Le CNI appelle à faire de la préférence européenne un pilier de la politique industrielle

Par Alexandre Foumangoye |
Le CNI appelle à faire de la préférence européenne un pilier de la politique industrielle

Le Conseil national de l’industrie (CNI) franchit un cap symbolique. Il appelle officiellement, dans un avis publié le 3 février 2026, à faire de la préférence européenne un pilier de la politique industrielle de l’Union. Cette position, soutenue conjointement par les syndicats (CFDT, CFTC, CFE-CGC) et les organisations patronales (MEDEF, CPME, France Industrie), traduit un consensus inédit. Face aux déséquilibres commerciaux mondiaux et aux pratiques anticoncurrentielles.

Un mouvement conjoint public-privé

Cet avis s’inscrit dans le prolongement de l’appel du commissaire européen Stéphane Séjourné. Le tout lancé aux côtés de 1 141 dirigeants d’entreprise européens, en faveur de la préférence européenne dans les achats publics. Cette mobilisation conjointe des pouvoirs publics et des industriels marque une rupture avec la doctrine libre-échangiste traditionnelle de l’Union européenne.

Instance de concertation présidée par le Premier ministre, le CNI réunit l’ensemble des parties prenantes de l’industrie française. Organisations professionnelles, syndicales, administrations, collectivités et personnalités qualifiées. Sa mission consiste à éclairer l’action publique sur les enjeux de politique industrielle, de compétitivité et de souveraineté.

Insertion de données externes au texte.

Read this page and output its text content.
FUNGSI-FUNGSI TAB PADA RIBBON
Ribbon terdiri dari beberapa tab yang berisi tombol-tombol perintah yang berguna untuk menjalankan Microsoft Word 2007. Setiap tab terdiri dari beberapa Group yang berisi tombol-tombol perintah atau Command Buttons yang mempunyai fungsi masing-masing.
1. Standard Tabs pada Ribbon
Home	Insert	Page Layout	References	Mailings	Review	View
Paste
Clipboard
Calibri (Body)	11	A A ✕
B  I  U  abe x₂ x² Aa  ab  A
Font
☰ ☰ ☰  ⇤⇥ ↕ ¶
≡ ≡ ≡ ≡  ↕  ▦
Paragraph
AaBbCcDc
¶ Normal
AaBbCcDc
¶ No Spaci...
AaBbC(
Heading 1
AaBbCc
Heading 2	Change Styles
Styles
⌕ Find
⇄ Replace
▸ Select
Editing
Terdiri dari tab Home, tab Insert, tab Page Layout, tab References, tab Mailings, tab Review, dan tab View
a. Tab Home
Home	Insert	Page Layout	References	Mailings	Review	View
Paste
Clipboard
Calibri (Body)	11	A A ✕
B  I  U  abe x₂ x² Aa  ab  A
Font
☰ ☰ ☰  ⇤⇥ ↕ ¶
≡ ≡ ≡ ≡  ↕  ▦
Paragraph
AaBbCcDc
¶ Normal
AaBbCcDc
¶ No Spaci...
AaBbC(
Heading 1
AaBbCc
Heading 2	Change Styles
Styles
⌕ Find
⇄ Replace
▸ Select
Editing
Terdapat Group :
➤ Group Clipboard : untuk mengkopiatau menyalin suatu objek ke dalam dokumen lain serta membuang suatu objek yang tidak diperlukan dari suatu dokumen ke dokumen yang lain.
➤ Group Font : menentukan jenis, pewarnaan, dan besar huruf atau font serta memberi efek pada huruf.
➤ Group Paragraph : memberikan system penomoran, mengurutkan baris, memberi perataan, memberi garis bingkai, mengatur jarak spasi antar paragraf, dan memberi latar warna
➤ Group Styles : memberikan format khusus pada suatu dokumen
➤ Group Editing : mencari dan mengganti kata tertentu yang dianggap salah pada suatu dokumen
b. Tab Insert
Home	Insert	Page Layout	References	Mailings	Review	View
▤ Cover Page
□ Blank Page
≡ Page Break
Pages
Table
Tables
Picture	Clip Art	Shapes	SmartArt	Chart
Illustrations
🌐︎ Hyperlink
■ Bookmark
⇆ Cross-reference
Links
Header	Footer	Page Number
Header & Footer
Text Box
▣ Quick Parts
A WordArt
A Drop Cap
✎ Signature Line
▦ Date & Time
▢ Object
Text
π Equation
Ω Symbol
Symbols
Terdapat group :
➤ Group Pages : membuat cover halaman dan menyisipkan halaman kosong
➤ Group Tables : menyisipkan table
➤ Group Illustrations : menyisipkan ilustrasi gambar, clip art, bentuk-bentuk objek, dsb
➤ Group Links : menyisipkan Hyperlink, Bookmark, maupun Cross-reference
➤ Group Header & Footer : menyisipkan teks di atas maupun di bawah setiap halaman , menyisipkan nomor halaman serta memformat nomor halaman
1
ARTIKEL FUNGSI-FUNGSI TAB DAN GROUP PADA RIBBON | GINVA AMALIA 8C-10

Une préférence exigeante, ciblée et graduelle

Le CNI appelle à faire du principe de préférence européenne un pilier de la politique industrielle de l’Union. L’Industrial Accelerator Act, actuellement en discussion, doit affirmer et mettre en œuvre une préférence européenne répondant à trois critères : exigeante sur les standards, ciblée sur les secteurs stratégiques, et introduite de manière graduelle et réaliste pour tenir compte de la maturité de l’offre européenne.

Cette gradualité est essentielle. Imposer brutalement une préférence européenne dans des secteurs où l’offre locale est inexistante ou très insuffisante provoquerait pénuries et surcoûts. La préférence doit accompagner et stimuler la reconstruction de capacités industrielles européennes, non se substituer à elle.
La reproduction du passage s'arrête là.